2011.2
今、高齢者をどう見守るか

池岡義孝「高齢者不在不明問題とその背景」
 高齢者の孤独死や無縁死、家族による死亡申告を故意に行わずに年金をもらい続けた事件などが起きた時期でもあった。行政の方で、100歳以上の高齢者の人数と生活実態が正確に把握されていないことも問題視されていた。
 100歳くらい、85歳以上の高齢者は、自分の子供や施設に入っていることが多く、一人暮らしや夫婦のみの世帯はかなり少ない結果にあるが、では、その子供は何歳かといえば、70代であったりするわけで、決して暮らしが安全と言う訳ではなく、共倒れなども容易におきやすい環境にあると考えられる。また、年金額なども少なく貧困状態にあることがうかがえる。今後、2017年には100歳以上が10万人、団塊の世代が100歳になる頃には68万人になることが予想されるという。さてどうする。

岡村久道「個人情報保護法への過剰反応と高齢者所在不明問題」
 そもそも個人情報保護とは、民間業者が取得時に示された利用目的以外での個人情報を利用する事。本人の事前承諾なしに第三者に提供すること等を原則として禁止している。さらに管理監督が不十分で外部に漏らした場合の責任である。過剰反応とは、必要な情報すら適正に提供されない状態であり、それは今も続いている。
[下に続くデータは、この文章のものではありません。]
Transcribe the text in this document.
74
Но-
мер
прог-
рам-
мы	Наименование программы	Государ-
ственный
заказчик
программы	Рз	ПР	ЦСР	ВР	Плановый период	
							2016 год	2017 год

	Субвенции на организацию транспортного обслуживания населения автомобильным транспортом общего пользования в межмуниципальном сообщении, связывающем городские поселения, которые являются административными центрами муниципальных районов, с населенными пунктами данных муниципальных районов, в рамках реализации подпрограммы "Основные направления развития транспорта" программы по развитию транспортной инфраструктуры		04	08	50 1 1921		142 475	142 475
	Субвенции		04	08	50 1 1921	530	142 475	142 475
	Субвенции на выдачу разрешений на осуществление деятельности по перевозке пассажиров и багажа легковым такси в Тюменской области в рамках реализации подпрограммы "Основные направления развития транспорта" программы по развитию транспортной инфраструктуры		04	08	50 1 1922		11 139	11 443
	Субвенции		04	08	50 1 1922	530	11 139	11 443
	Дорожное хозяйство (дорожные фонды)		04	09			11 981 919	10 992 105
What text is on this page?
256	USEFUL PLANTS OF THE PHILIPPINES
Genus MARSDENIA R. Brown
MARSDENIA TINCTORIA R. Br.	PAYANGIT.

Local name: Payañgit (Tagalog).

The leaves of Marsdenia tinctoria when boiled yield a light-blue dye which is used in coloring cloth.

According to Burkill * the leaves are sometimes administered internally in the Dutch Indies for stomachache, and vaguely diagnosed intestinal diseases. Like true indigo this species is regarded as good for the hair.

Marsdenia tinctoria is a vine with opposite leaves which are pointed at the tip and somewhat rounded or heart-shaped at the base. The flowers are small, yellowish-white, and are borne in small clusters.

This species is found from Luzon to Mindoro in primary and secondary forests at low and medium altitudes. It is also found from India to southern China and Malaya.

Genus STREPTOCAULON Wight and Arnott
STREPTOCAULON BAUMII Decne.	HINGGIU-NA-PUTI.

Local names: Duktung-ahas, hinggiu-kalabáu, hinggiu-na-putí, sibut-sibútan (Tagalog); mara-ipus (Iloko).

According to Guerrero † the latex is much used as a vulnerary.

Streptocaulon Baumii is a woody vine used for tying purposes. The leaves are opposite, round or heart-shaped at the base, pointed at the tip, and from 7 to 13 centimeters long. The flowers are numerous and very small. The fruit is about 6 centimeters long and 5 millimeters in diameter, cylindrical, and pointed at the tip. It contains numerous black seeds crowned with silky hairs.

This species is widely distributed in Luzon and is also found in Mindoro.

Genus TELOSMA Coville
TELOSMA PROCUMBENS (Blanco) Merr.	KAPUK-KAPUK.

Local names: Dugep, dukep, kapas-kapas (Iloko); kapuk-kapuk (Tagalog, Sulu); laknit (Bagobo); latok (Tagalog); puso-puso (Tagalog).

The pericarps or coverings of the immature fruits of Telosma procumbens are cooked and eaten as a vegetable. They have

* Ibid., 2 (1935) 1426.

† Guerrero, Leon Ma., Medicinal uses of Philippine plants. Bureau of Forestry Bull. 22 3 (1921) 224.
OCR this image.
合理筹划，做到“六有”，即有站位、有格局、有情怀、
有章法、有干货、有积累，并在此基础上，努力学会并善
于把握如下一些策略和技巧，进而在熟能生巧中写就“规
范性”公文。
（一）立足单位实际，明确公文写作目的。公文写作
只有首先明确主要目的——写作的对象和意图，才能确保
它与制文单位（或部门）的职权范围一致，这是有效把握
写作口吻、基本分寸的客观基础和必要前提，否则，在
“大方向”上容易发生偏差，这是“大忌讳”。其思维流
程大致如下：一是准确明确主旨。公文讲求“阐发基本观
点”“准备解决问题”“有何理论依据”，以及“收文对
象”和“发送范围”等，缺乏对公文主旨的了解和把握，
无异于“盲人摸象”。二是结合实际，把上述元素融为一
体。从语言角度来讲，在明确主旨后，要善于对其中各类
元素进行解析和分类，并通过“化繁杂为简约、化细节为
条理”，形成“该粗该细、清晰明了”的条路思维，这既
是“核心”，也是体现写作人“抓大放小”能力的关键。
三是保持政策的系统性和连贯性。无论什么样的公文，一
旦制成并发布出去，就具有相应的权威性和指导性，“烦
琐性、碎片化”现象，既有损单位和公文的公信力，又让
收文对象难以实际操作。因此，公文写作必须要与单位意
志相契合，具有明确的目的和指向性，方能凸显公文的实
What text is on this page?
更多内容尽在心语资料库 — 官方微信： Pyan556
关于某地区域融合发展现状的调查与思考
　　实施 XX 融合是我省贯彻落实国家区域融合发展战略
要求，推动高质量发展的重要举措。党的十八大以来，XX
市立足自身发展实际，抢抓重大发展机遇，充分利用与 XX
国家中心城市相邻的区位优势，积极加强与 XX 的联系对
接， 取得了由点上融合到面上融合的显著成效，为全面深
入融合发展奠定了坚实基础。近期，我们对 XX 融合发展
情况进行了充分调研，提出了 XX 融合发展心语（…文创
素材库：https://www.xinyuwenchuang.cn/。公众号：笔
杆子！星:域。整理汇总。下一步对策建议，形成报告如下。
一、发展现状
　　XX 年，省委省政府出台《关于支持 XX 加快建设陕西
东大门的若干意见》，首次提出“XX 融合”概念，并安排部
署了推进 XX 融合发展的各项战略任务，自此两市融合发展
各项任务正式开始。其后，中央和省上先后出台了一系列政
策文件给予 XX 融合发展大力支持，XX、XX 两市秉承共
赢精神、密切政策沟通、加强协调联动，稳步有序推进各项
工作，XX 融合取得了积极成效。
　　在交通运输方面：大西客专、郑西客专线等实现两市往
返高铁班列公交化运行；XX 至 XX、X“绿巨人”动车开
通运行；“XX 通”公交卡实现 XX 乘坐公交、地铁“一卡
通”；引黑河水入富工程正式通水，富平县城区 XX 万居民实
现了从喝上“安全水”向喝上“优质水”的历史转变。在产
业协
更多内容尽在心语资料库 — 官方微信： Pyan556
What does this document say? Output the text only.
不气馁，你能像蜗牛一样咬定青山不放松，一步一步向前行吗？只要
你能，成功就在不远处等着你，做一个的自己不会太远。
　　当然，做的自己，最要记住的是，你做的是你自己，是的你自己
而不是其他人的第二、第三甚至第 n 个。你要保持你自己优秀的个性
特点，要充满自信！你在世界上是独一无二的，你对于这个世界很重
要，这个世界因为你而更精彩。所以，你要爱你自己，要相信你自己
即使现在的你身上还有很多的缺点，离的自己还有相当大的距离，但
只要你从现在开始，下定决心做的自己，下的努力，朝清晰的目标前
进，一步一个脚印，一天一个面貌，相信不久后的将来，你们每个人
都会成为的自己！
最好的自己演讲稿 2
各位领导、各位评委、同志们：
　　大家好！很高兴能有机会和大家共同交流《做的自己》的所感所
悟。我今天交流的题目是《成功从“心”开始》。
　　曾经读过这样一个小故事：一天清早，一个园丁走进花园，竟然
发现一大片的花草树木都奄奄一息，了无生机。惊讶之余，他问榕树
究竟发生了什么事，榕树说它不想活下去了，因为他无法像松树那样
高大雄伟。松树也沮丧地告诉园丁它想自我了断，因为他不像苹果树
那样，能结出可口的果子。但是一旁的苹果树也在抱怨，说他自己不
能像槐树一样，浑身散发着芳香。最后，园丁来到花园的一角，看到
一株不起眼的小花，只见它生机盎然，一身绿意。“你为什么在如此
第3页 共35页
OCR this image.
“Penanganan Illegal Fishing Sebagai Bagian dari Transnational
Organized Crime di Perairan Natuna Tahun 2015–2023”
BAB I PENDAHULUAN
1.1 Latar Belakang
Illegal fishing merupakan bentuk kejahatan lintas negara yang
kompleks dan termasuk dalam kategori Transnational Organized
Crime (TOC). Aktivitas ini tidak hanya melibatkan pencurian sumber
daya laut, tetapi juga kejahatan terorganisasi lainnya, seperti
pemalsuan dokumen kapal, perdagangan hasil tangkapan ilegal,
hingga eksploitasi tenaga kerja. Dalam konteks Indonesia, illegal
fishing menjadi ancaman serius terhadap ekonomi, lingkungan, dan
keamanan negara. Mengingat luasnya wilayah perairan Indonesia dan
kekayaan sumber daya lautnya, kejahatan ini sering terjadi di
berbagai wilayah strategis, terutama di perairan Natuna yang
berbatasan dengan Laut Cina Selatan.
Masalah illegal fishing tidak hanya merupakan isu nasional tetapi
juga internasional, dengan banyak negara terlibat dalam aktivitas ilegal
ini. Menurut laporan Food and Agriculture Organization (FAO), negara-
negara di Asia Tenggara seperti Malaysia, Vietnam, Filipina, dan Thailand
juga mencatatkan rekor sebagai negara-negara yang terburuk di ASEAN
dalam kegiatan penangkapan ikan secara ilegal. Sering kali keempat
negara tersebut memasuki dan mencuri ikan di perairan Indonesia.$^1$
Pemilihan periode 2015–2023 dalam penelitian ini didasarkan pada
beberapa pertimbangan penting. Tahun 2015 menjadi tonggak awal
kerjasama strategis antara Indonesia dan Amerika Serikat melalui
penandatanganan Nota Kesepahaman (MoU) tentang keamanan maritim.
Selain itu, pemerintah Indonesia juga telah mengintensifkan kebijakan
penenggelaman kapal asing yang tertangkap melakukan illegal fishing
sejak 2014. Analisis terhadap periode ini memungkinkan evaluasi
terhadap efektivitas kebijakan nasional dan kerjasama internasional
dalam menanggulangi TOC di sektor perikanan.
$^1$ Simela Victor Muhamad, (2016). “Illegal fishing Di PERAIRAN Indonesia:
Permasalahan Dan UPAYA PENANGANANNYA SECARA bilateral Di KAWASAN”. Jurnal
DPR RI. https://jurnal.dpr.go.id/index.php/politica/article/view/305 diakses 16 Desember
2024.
クラス名簿や同窓会名簿の作成をやめたり、国勢調査の拒否など。あくまでも民間業者を対象にしており、自治会などは小規模であり、この法律には該当していない。その上、死亡などは申請主義であり、親族が届けないと、住民基本台帳などの上ではいつまでも生存者として扱われることになる。そのため調査を個人情報を盾に拒否されるケースも出ているという話。

平田厚「高齢者虐待防止法は所在不明問題に対応できるのか」
 普通に考えて、100歳の方は心身ともになんらかの不都合が生じているはずである。それが介護保険の適用にもならずに、福祉の網の目にもかからずに自立して生活しているとは考えにくい。もし、何も痕跡がないのならば、何か家庭に問題があるとみるべきだと。例えば、経済的搾取やネグレクトなどの虐待を疑うべきだと。しかし、ネグレクトを調査するには家族の同意が必要であると。ネグレクトをしている家族の同意…そんなことが出来るのか?個人情報は、本人の事前承諾である。であるならば、家族の承諾なしに、そして、個人情報保護が適用されない事案、生命などの危険が及ぶ場合は、その限りではないとする趣旨に基づいてもっと踏み込んでも良いのではないか。

山田昌弘「家族をやめるという選択肢の広がり」
 高齢者は2000万人、そのうち、毎年100万人なくなっている。孤立死の件数は微々たるものである。児童虐待も6歳未満の子供を育てている世帯は1千万世帯、虐待件数は4万件で0.4%。離婚は20万件、しかし35歳から44歳の未婚で親同居は260万人…数字だけを見れば、微々たるものである。しかし、これだけ社会にインパクトがあるという事は、あってはならないことなのである。ここに近代家族が作り上げてきた宗教…幻想が根強い。
 家族とは損得勘定なしにお互いを思いやるとか、愛情があることを前提に組み上げられている。しかし、前近代では、もっとラディカルで身売りや夫婦の情愛などは近代よりも希薄で、ドラスティックですらあった。よって、虐待や孤独死は、近代の家族像、愛情を持って営まれることこそが美徳であるとする言説が否定される事案なのである。
福祉もまた、家族の愛情やなんでもするとする言説によりかかってきた。しかし、血のつながった親子でありながら世話をする気がない人の存在を想定してこなかった。そして、いま、愛情がわかなくなった時に家族をやめる自由が生まれている事。そして、家族の愛情は自然ではないものであることを明らかにしてしまうから、タブーとされている。しかし、今後確実にそうした家族は増えていくことを肝に銘じるべきである。
なかなか面白い切り口での論考であった。